A few years ago, I had the luck to get to know Chris Reid and Michael Fulmer. I was a fan of Reid’s detailed, well-research articles and food blog. He was, in fact, one of the people who encouraged me early on in my own writing, for which I will always be grateful. At that point, I didn’t yet know Fulmer as well, but I knew he was a pretty cool guy, too.

Together these guys did this intriguing thing called “barbecue runs,” where they’d travel to various parts of Central Texas in search of the best barbecue in the state. Much like an annoying kid sister, I begged to tag along. Actually, Reid and Fulmer were very welcoming, not only to me, but others.

Before too long, I found myself trying to make my middle-aged SUV keep up with a fellow BBQ runner’s sexy black Corvette en route to Austin.

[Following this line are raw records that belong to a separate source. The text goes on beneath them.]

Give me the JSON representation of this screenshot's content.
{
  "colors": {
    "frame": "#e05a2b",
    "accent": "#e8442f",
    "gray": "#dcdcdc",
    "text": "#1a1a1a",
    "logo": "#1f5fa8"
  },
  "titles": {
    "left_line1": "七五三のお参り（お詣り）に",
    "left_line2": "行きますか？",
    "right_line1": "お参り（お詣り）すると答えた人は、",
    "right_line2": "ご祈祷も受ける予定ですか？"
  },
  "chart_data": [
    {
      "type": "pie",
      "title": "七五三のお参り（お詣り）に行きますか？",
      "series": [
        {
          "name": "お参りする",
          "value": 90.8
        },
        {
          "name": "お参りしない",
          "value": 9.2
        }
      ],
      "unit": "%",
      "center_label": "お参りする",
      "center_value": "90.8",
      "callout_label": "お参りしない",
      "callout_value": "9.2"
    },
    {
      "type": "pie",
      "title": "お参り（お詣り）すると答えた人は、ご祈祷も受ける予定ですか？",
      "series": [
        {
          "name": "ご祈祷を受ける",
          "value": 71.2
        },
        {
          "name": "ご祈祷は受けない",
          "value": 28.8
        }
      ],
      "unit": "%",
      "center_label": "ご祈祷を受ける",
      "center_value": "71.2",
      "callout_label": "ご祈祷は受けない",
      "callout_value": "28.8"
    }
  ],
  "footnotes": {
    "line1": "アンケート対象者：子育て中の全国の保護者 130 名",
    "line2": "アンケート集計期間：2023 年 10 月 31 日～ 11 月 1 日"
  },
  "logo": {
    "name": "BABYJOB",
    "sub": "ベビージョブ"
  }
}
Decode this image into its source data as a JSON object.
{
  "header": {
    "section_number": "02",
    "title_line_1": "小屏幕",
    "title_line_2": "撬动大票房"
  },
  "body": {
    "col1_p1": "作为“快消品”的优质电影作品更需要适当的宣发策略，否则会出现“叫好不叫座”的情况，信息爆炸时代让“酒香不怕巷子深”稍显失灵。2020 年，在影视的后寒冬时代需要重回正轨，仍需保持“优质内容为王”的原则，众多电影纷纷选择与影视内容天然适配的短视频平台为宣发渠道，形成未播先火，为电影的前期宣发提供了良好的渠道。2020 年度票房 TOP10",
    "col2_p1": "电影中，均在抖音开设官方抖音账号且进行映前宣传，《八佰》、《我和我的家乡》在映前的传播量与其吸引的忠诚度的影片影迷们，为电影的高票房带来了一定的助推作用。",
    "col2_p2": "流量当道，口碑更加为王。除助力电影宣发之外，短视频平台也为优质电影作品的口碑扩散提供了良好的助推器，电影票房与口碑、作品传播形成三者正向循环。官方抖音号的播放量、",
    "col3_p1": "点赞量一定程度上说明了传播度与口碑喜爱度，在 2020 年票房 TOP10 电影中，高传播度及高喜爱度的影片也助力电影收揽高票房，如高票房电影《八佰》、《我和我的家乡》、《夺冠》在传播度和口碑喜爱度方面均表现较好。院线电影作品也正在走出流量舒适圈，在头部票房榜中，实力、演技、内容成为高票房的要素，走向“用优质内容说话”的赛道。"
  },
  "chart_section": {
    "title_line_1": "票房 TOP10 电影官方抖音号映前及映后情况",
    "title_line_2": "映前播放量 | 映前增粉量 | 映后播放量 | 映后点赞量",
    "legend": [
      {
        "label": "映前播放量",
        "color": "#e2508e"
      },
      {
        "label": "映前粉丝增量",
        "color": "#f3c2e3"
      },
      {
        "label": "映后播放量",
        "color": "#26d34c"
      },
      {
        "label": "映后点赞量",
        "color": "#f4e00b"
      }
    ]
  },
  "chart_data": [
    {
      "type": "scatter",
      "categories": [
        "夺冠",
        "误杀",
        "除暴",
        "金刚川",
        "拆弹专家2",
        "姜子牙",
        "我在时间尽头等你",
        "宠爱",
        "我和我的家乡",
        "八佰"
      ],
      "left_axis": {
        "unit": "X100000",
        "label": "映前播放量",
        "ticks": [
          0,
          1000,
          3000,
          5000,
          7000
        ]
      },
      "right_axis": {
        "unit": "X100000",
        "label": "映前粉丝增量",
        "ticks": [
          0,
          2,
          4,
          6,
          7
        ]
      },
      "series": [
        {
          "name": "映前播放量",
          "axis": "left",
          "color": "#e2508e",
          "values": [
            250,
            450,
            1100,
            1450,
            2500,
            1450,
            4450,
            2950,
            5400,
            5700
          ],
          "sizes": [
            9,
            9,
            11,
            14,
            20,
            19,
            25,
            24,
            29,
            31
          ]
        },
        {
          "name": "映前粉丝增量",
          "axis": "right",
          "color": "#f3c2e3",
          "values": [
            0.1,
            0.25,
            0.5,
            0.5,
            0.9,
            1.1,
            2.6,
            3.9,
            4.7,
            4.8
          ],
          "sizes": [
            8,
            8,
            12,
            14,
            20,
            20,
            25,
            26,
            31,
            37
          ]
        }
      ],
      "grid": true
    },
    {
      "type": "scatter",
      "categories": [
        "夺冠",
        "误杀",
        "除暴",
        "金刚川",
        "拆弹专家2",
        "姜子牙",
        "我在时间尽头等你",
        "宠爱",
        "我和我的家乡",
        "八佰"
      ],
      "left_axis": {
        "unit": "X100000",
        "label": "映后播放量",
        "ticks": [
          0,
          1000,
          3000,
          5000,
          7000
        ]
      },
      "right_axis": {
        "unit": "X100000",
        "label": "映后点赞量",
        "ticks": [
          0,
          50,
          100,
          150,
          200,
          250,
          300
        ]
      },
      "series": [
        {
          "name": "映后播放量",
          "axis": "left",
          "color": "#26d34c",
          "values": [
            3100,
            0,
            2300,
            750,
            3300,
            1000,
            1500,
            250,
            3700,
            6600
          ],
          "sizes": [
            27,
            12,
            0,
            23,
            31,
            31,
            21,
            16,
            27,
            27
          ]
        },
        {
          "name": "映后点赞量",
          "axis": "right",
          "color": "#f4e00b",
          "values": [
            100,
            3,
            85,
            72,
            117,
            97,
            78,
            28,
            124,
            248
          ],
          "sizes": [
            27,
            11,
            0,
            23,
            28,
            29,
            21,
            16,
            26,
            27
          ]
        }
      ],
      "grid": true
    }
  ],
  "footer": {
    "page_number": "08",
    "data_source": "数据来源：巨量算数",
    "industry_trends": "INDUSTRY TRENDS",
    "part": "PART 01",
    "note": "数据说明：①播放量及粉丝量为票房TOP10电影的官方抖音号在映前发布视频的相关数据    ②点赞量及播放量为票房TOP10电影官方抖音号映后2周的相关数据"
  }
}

1920_CMC_7441I learned several things along the way. First, there is no way a 1996 Pathfinder can actually keep up with a sexy Corvette. Second, Franklin’s in Austin makes interesting, tender brisket with the right balance of seasonings and an even better espresso barbecue sauce. (That’s right, you hardcore Texas barbecue people. I said sauce.) Third, if you can catch Cooper’s in New Braunfels when they have cabrito (barbecued goat), you’re in for quite a treat. Fourth, almost every barbecue joint has something worth talking about.

After a few more BBQ runs, I started feeling a bit annoyed. Why was it necessary to drive hundreds of miles to obtain the best brisket, sausage and ribs? Did Houston have no worthy offerings capable of competing with Central Texas?

About that time Reid started the Houston BBQ Project, visiting dozens of places around the greater Houston area. He created an interactive map as well, so that others might see what was noteworthy and what was still lacking.

In time, Reid and Fulmer, along with several astute and hard-working volunteers, established the Houston BBQ Festival to highlight not only the well-known BBQ places in Houston, but smaller ones some people might not have heard of yet. This past Sunday, March 24, was the inaugural Houston BBQ Festival, and boy, was it well worth attending.

Houston has had some expensive and ill-coordinated food and drink festival fiascos, and Fulmer and Reid were determined to avoid the pitfalls. They took a recommendation from Jim Gossen to host it at Bayou City Event Center. It was an ideal selection. They also limited ticket sales – and all sales were in advance; no gate sales – to around 1,300 to avoid overcrowding.

Upon arriving at the Houston BBQ Festival, guests were given clear direction from officers on where to park. By the way, that’s free parking, not paid. There were real restrooms onsite, not just portable toilets. (After experiencing the disgusting toilet situation at this year’s Houston Livestock Show & Rodeo World Championship BBQ Competition, I was particularly excited about this.)

The site also featured a big pavilion with plenty of tables and seating and a few bars were scattered about from which one could get a tasty brew. Live bands played, giving the atmosphere a quintessential Texas feel.

Overall, it was one of the best-organized events I’ve attended, and I credit the laidback demeanor of the crowd to that. There was nothing stopping you from going straight to the line of your choice and getting a smoky sampling of barbecue.

General admission tickets were $40, and a VIP pass was available for $80. I thought the VIP pass was worth having, as you enjoyed an hour of short lines and a relatively full belly of beef by the time the masses arrived. Even when the crowd marched in, service at the barbecue stands moved rather smoothly, even at Gaitlin’s and Killen’s, which consistently boasted the longest lines.

1920_CMC_7431My best bites of the day were Killen’s prehistoric-sized, meaty beef rib (photo at left), Pizzitola’s moist brisket, Corkscrew BBQ’s brisket that sported a mahogany “ring” of smoke and seasoning, and the flavorful but not-too-spicy jalapeño sausage from The Brisket House. I was too full after about six booths to keep going, though, so I’m sure I missed out on some other great dishes. That’s what I call getting my money’s worth.

Houston still has a ways to go before we can boast legendary barbecue status like our Central Texas brethren, but events like this one belie the “insecurity” some food critics have chosen to brand us with. We have nothing to be ashamed of when it comes to our barbecue heritage. I suggest you keep your eyes open for the Second Annual Houston BBQ Festival and get your tickets early when it rolls around in 2014. (At least we sure hope there will be a second one!)

In the meantime, check out Chris Reid’s BBQ Project map and give the nearest recommended place a try. Houston’s barbecue Renaissance has arrived.